I have just discovered a new problem in the world of designing foods. Time. Not the time to think or experiment, or the time it takes for foods to stale. A whole new issue confronted us this morning when I ran the five day test on the Cranberry and Pumpkin Seed brunch bars I made last week.
They were still the same shape. A bite showed that they were still moist and didn’t fall apart. A powerful whack of banana flavour hit, then a shift to a more subtle taste, then a long slow sweet finish. A single mouthful could keep your taste buds going for a minute, the way a really good wine does. However, my expert on flavour profiles, Mr Taster, said there was a gap. What did he mean? He liked these bars, said he would be happy to eat them anytime, but there was a gap in the flavour. The first hit was the sweet aroma of banana, the long slow finish was deliciously sweet and satisfying, but there was a moment when the aroma had faded and the taste hadn’t kicked in.

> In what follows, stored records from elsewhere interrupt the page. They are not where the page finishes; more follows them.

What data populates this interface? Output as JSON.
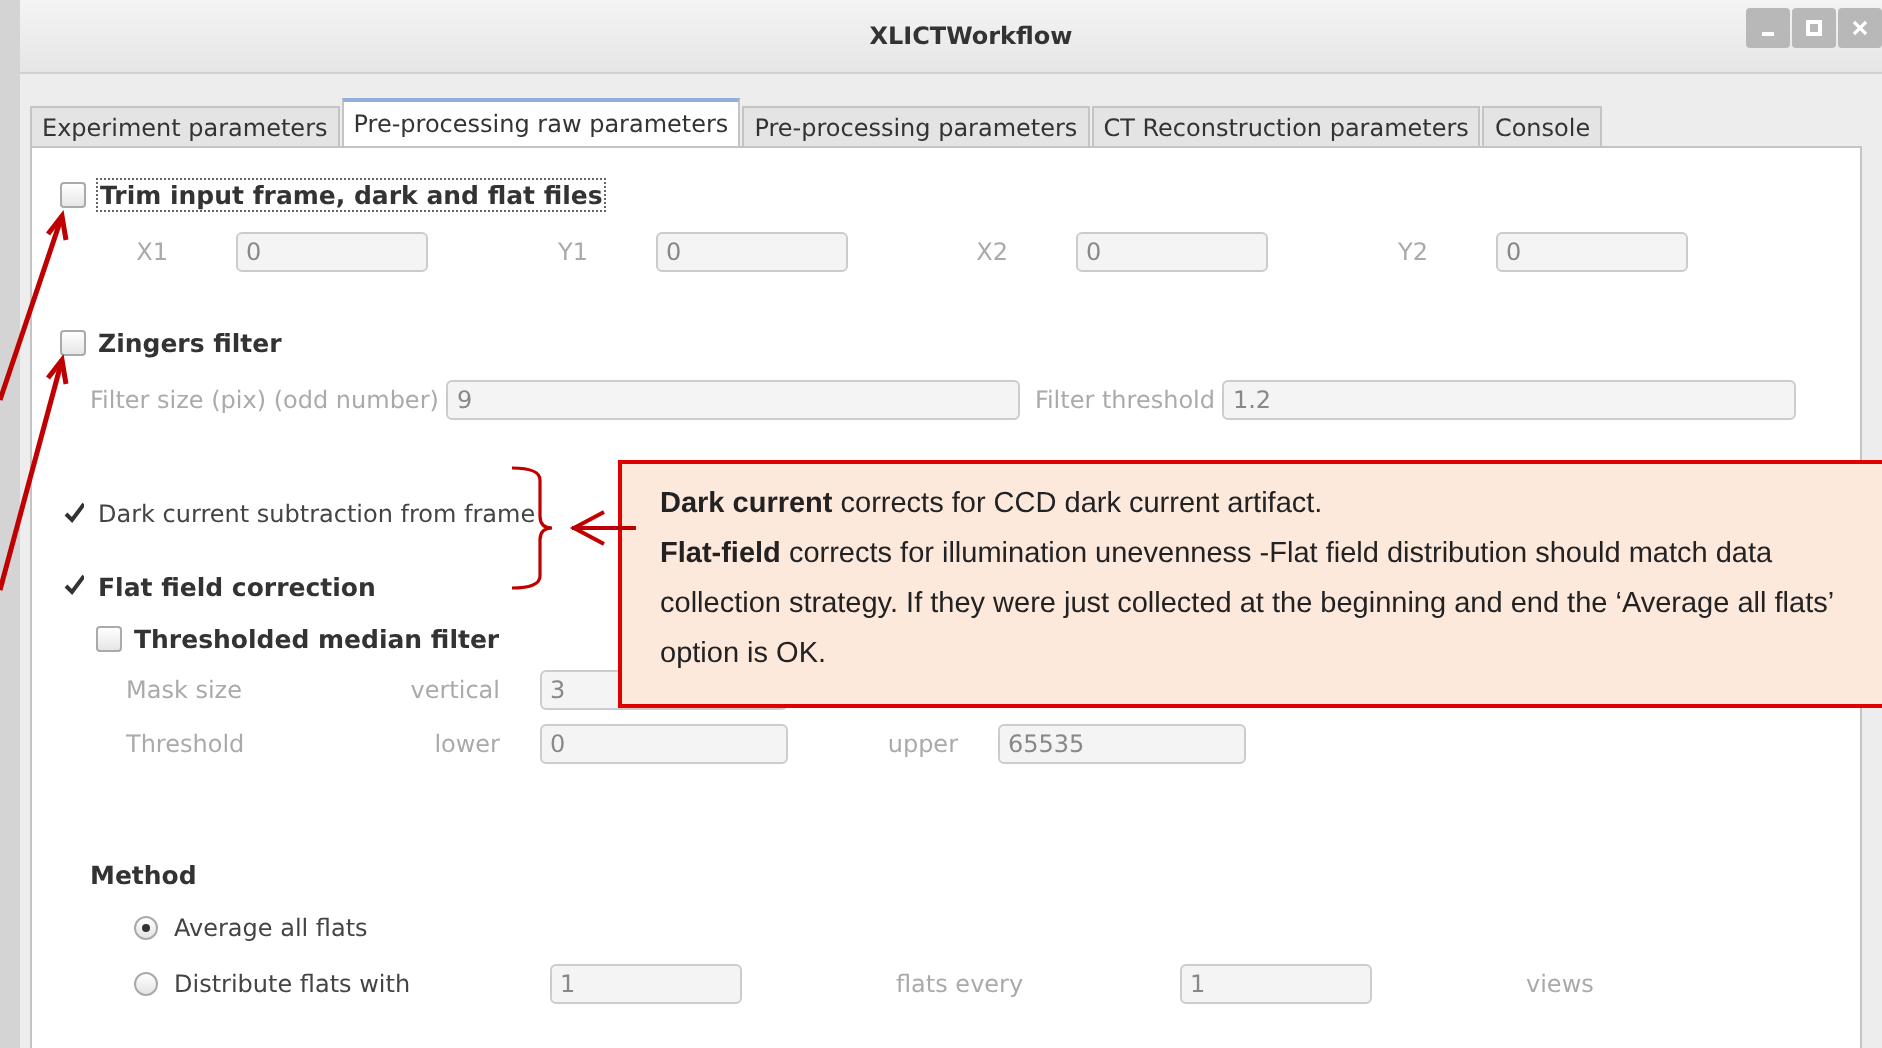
{
  "window": {
    "title": "XLICTWorkflow"
  },
  "tabs": [
    {
      "label": "Experiment parameters",
      "selected": false
    },
    {
      "label": "Pre-processing raw parameters",
      "selected": true
    },
    {
      "label": "Pre-processing parameters",
      "selected": false
    },
    {
      "label": "CT Reconstruction parameters",
      "selected": false
    },
    {
      "label": "Console",
      "selected": false
    }
  ],
  "trim": {
    "label": "Trim input frame, dark and flat files",
    "checked": false,
    "fields": [
      {
        "label": "X1",
        "value": "0"
      },
      {
        "label": "Y1",
        "value": "0"
      },
      {
        "label": "X2",
        "value": "0"
      },
      {
        "label": "Y2",
        "value": "0"
      }
    ]
  },
  "zingers": {
    "label": "Zingers filter",
    "checked": false,
    "fields": [
      {
        "label": "Filter size (pix) (odd number)",
        "value": "9"
      },
      {
        "label": "Filter threshold",
        "value": "1.2"
      }
    ]
  },
  "dark_current": {
    "label": "Dark current subtraction from frame",
    "checked": true
  },
  "flat_field": {
    "label": "Flat field correction",
    "checked": true
  },
  "median_filter": {
    "label": "Thresholded median filter",
    "checked": false,
    "rows": [
      {
        "label": "Mask size",
        "fields": [
          {
            "label": "vertical",
            "value": "3"
          }
        ]
      },
      {
        "label": "Threshold",
        "fields": [
          {
            "label": "lower",
            "value": "0"
          },
          {
            "label": "upper",
            "value": "65535"
          }
        ]
      }
    ]
  },
  "method": {
    "label": "Method",
    "options": [
      {
        "label": "Average all flats",
        "selected": true
      },
      {
        "label": "Distribute flats with",
        "selected": false,
        "items": [
          {
            "kind": "field",
            "value": "1"
          },
          {
            "kind": "text",
            "text": "flats every"
          },
          {
            "kind": "field",
            "value": "1"
          },
          {
            "kind": "text",
            "text": "views"
          }
        ]
      }
    ]
  },
  "callout": {
    "paragraphs": [
      "**Dark current** corrects for CCD dark current artifact.",
      "**Flat-field** corrects for illumination unevenness -Flat field distribution should match data collection strategy. If they were just collected at the beginning and end the ‘Average all flats’ option is OK."
    ]
  }
}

I think maybe a little orange zest would fill in this missing bit of time. It’s just that it had never occurred to me to think about the speed with which aromas and flavours were processed and how they lingered. I suppose you have to think about tastes the way you think about music- they are a time and pitch based event.
Does this play into the slow food narrative? Not just slow to make, or to linger over eating, but slow to develop taste in the mouth. Food to be eaten slowly.